Ragazzi da parete perché
non ci conosce quasi nessuno e non
facciamo nulla per farci riconoscere e, di solito i ragazzi popolari ci
stanno
alla larga. Mi siedo su un muretto pieno di graffiti vicino al cancello
con il
cappello di lana e la sciarpa quasi fino al naso, quando
un’ombra mi distoglie
dai pensieri.
Alzo la testa e lo vedo, il ragazzo
che aveva preso il mio
cuore e calpestato talmente tante volte da far schifo, ma cristo, ogni
volta
che lo vedevo sentivo come un peso allo stomaco.

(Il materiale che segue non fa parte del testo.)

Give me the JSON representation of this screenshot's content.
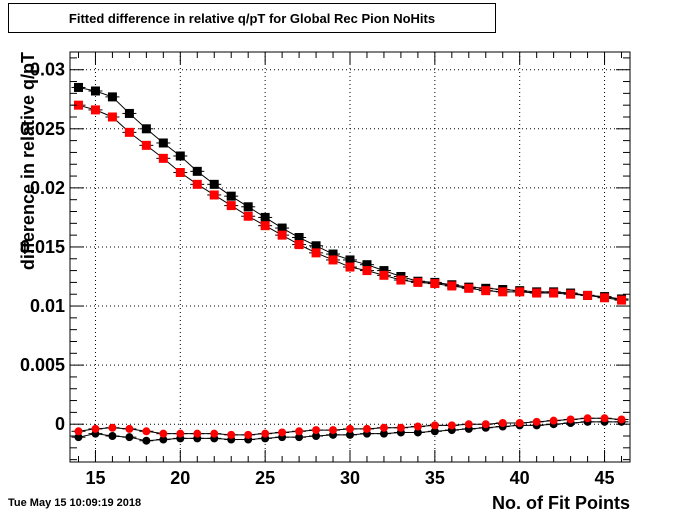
{
  "title": "Fitted difference in relative q/pT for Global Rec Pion NoHits",
  "timestamp": "Tue May 15 10:09:19 2018",
  "chart_data": {
    "type": "scatter",
    "xlabel": "No. of Fit Points",
    "ylabel": "difference in relative q/pT",
    "xlim": [
      13.5,
      46.5
    ],
    "ylim": [
      -0.0032,
      0.0315
    ],
    "grid": true,
    "xticks": [
      15,
      20,
      25,
      30,
      35,
      40,
      45
    ],
    "xtick_labels": [
      "15",
      "20",
      "25",
      "30",
      "35",
      "40",
      "45"
    ],
    "yticks": [
      0,
      0.005,
      0.01,
      0.015,
      0.02,
      0.025,
      0.03
    ],
    "ytick_labels": [
      "0",
      "0.005",
      "0.01",
      "0.015",
      "0.02",
      "0.025",
      "0.03"
    ],
    "x": [
      14,
      15,
      16,
      17,
      18,
      19,
      20,
      21,
      22,
      23,
      24,
      25,
      26,
      27,
      28,
      29,
      30,
      31,
      32,
      33,
      34,
      35,
      36,
      37,
      38,
      39,
      40,
      41,
      42,
      43,
      44,
      45,
      46
    ],
    "series": [
      {
        "marker": "square",
        "color": "#000000",
        "values": [
          0.0285,
          0.0282,
          0.0277,
          0.0263,
          0.025,
          0.0238,
          0.0227,
          0.0214,
          0.0203,
          0.0193,
          0.0184,
          0.0175,
          0.0166,
          0.0158,
          0.0151,
          0.0144,
          0.0139,
          0.0135,
          0.013,
          0.0125,
          0.0121,
          0.012,
          0.0118,
          0.0116,
          0.0115,
          0.0114,
          0.0113,
          0.0112,
          0.0112,
          0.0111,
          0.0109,
          0.0108,
          0.0106
        ]
      },
      {
        "marker": "square",
        "color": "#ff0000",
        "values": [
          0.027,
          0.0266,
          0.026,
          0.0247,
          0.0236,
          0.0225,
          0.0213,
          0.0203,
          0.0194,
          0.0185,
          0.0176,
          0.0168,
          0.016,
          0.0152,
          0.0145,
          0.0139,
          0.0133,
          0.013,
          0.0126,
          0.0122,
          0.012,
          0.0119,
          0.0117,
          0.0115,
          0.0113,
          0.0112,
          0.0112,
          0.0111,
          0.0111,
          0.011,
          0.0109,
          0.0107,
          0.0105
        ]
      },
      {
        "marker": "circle",
        "color": "#000000",
        "values": [
          -0.0011,
          -0.0008,
          -0.001,
          -0.0011,
          -0.0014,
          -0.0013,
          -0.0012,
          -0.0012,
          -0.0012,
          -0.0013,
          -0.0013,
          -0.0012,
          -0.0011,
          -0.0011,
          -0.001,
          -0.0009,
          -0.0009,
          -0.0008,
          -0.0008,
          -0.0007,
          -0.0007,
          -0.0006,
          -0.0005,
          -0.0004,
          -0.0003,
          -0.0002,
          -0.0001,
          -0.0001,
          0.0,
          0.0001,
          0.0002,
          0.0002,
          0.0002
        ]
      },
      {
        "marker": "circle",
        "color": "#ff0000",
        "values": [
          -0.0006,
          -0.0004,
          -0.0003,
          -0.0004,
          -0.0006,
          -0.0008,
          -0.0008,
          -0.0008,
          -0.0008,
          -0.0009,
          -0.0009,
          -0.0008,
          -0.0007,
          -0.0006,
          -0.0005,
          -0.0005,
          -0.0004,
          -0.0004,
          -0.0003,
          -0.0003,
          -0.0002,
          -0.0001,
          -0.0001,
          0.0,
          0.0,
          0.0001,
          0.0001,
          0.0002,
          0.0003,
          0.0004,
          0.0005,
          0.0005,
          0.0004
        ]
      }
    ]
  }
}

Non trovo nemmeno il coraggio di
alzare la testa, prendo la
borsa e corro verso l’entrata e mi rifugio dentro ad un
bagno, e mi lascio
scivolare fino al pavimento prendendomi la testa tra le mani, quel
ragazzo mi
stava rovinando l’esistenza.
‘Amalia ragiona, ritorna in
te’ continuo a ripetermi questa
frase per cinque minuti buoni ma vengo interrotta dal suono metallico
della
campanella, mi costringo ad alzarmi e sulla porta vedo scritto
“Styles e
Ellen”, cerco di ignorare tutto il casino che c’era
in me in quel momento e mi
trascino verso la classe.
“Signorina Parker alla
lavagna” non faccio nemmeno a tempo
di posare lo zaino a terra che la megera della professoressa Ross mi
chiama
interrogata, in storia dell’arte, inutile dire che avevo
ancora il libro
avvolto nel cellophan, la mia incredibile scenata muta viene
accompagnato da un
sonoro 2 sul registro, cominciamo bene. Ritorno al mio posto e mi
accascio sul
banco e fisso lo sguardo fuori dalla finestra cercando di costruire
pezzi di
ieri sera. I miei
unici ricordi sono una
canzone dei 5sos e dei bicchieri di plastica rossa e, orrore, una
stellina
tatuata.
oltre a quelle tre cose ricordavo il
nulla, avevo bisogno di spiegazioni, avevo bisogno di parlare con
qualcuno e chiarire.
"Sandy, pss Sandy,. porca puttana
SANDY" forse ho esagerato con il livello della voce ma almeno si gira e
mi degna della sua attenzione
-che c'è?
-che c’è?
-cos’è successo
ieri sera?-
-lo vuoi proprio sapere?-
-si, mi sembra sia mio diritto-
-andiamo in bagno-
Sgattaioliamo fuori
dall’aula e raggiungiamo il bagno
deserto, per fortuna,
-sputa il rospo-
Sandy prende un respiro e comincia.
-eri completamente ubriaca, quasi non
ti reggevi in piedi
così il biondino, Niall mi pare, mosso dalla
pietà ti ha accompagnata in camera
da letto, dove ti sei distesa e hai cominciato a vaneggiare, facendo il
nome di
Styles-
-COSA?-
-hai capito bene, amy-
-ma non è possibile,
cioè lui non esiste più per me- mentii
spudoratamente
-lassciami almeno finire-
-scusa- mormorai
-Horan completamente confuso, e pure
ubriaco, va a chiamare Styles, che corre di sopra e lo caccia dalla
camera, questo è tutto quello che so-
-grazie Sandy, me ne occupo io-
dovevo trovare la forza di parlare con lui o almeno di cercare di dire
parole comprensibili, le chiedo di dire alla Ross che non mi sento
molto bene e con passo sorprendetemente sicuro mi avvio verso la 5^C,
prendo un sospiro e spalanco la porta.
-Harry Styles è desiderato
in presidenza- datemi l'Oscar, me lo merito
Perplesso si alza, scuotendo quei
suoi dannati capelli, e ci troviamo soli in corridoio.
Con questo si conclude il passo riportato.